Being sober for 13 years, sadly Ambian is out of the question. I have no option other than to sit with uncomfortable feelings until they go away-or climb Runyon with the dogs.
When I first moved to Paris in my late teens I stayed in a small room on the Rue de l’Universite. I had no idea why I was there other than I had escaped my country, my family, my other life. I was in shock. A refugee. At first the mere prospect of walking the streets terrified me. I found a bottle of sleeping pills, I would masturbate then take a pill, waking up many hours later only to repeat this sad ritual until all the pills had gone. Like heroin, a rush then a deep sleep. I have a very selective memory (forgetting people especially) but I remember these days as if I had just lived them. I remember the stains on the sheets, the empty bottle and the relief I felt when I left the room and walked back into the city.
I have only recently learned how to live in my own body. To exist in my own skin, within the parameters of the life laid down before me. I have only recently learned to trust the next step forward. You may think that I am confident, dressing up in tiaras and laughing with my friends but my bravado masks, and has always masked, a profound sense of discomfort.
When they sent me to prison, after the initial shock of being sentenced, I loved most every moment of it. The routine, the food, my cellmate, my cell, the language, the echo, the vast and towering Victorian halls. There is something very operatic about a British prison.
I was never scared in prison-my basic needs were always met. I was never attacked or picked on-after all my crime was a JOKE! Being sent to prison for not paying a credit card bill. I felt like an anthropologist in prison-visiting a foreign land. I felt the same in the Pasadena Recovery Center. I was visiting the land of reality TV, the land of mass media, the land of shattered dreams and unrealistic expectations. It was the second great act of my operatic adventure.
(If only my life were an opera.)
I loved being in Rehab exactly like I loved being in prison. Drew thought that I would leave Sex Rehab within the week-he was sure of it. He had no idea just how much I desired incarceration. How much I love having my options removed. How much I relish my own death. I immediately loved my fellow inmates in Rehab far more than I could love them in the world. The depth of love I felt for them could never be replicated beyond the walls of the rehab. My coconspirators. My brothers and my sisters. Equally the loathing I felt for the producer and production team was rarely masked. It perfectly replicated my prison/hospital experience. My fellow prisoners/patients and the guards/nurses who looked over us.
You see, I was born to be fearless. I was born to take risks. To be an artist and a gardener and a butler and a saint.
So, when I wake up in the morning and I don’t masturbate to porn-I choose life. I choose not to throw a warm blanket over my feelings and start the day raw.
Jennie and I walked Runyon yesterday. It was beautiful up there. It is always beautiful up there looking down from Mulholland over the great, gasping city of LA.

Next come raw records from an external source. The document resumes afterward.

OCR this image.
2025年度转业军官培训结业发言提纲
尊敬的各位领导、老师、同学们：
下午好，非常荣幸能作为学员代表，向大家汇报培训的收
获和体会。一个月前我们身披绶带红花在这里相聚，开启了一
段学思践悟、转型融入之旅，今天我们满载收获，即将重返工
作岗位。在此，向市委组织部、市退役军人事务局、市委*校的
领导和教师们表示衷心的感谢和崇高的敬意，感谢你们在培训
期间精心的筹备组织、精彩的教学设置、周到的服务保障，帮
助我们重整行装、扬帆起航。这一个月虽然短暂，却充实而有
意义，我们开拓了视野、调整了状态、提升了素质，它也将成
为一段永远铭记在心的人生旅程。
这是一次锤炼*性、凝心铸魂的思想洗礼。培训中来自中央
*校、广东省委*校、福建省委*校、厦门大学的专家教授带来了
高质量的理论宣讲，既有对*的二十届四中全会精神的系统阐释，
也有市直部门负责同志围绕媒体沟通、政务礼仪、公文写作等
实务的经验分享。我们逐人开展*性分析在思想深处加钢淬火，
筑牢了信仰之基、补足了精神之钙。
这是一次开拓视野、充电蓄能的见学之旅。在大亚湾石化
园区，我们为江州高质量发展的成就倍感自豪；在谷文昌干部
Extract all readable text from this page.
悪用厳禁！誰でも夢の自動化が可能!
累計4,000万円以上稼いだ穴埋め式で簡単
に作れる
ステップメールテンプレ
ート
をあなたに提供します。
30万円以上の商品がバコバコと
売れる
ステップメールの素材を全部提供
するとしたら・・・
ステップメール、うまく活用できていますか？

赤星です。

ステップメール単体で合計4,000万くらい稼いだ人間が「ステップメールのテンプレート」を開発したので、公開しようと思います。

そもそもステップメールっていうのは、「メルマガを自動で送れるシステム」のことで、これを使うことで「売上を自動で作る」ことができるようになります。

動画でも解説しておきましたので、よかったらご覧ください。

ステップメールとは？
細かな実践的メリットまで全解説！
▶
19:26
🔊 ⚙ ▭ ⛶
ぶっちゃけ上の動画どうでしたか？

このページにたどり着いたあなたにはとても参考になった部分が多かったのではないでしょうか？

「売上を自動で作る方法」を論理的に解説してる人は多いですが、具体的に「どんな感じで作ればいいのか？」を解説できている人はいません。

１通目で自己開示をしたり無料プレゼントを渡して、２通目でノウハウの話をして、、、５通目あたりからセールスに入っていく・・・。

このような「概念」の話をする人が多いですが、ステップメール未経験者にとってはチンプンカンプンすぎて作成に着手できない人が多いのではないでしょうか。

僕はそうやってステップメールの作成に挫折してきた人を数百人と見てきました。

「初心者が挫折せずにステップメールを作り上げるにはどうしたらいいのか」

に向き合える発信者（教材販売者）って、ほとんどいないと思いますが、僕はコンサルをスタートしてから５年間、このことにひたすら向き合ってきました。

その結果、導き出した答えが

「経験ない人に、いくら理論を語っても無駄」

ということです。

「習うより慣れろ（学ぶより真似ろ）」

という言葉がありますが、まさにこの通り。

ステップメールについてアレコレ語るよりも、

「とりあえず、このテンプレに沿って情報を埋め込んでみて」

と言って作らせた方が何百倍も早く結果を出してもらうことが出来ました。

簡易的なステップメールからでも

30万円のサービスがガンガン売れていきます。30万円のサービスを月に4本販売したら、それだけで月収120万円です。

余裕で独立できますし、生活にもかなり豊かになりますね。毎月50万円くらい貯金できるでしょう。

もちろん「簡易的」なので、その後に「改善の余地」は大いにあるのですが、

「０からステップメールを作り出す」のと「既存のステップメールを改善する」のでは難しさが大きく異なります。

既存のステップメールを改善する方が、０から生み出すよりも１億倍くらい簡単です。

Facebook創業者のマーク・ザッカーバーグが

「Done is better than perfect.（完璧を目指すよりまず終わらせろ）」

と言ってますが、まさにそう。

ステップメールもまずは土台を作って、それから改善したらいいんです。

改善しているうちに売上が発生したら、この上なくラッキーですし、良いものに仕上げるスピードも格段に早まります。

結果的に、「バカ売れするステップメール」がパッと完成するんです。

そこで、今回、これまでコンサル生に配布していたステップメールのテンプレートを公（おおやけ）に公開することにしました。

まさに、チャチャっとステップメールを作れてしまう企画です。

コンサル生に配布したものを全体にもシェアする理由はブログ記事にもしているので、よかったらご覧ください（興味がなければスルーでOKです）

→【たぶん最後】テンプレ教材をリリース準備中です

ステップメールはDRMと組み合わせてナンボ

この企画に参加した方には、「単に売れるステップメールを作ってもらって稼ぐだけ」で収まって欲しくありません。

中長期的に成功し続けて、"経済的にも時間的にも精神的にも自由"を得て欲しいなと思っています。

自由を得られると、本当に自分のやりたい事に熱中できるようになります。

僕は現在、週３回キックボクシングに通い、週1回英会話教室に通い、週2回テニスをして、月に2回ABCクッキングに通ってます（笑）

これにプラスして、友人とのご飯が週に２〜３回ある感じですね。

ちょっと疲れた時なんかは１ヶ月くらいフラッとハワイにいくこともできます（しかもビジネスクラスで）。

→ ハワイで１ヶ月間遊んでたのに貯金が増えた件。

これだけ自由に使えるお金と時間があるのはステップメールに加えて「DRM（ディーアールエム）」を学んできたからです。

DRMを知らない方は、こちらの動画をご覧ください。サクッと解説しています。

I had the oddest memory. New Years Eve twenty years ago in a huge New York club-taking ecstasy, being really fucked up and thirsty and not being able to find water. I am with Camille and Gulshan. The water in the bathroom had been switched off forcing people to buy bottles. There are no bottles left. Nobody would give us a sip of their water. There were acrobats above us and I thought to myself-this is what hell is. This is what hell is.
Oh yeah-fuck you Tyra for not having me on your show-but actually I don’t care, she’s too tabloid – even for an attention hound like me.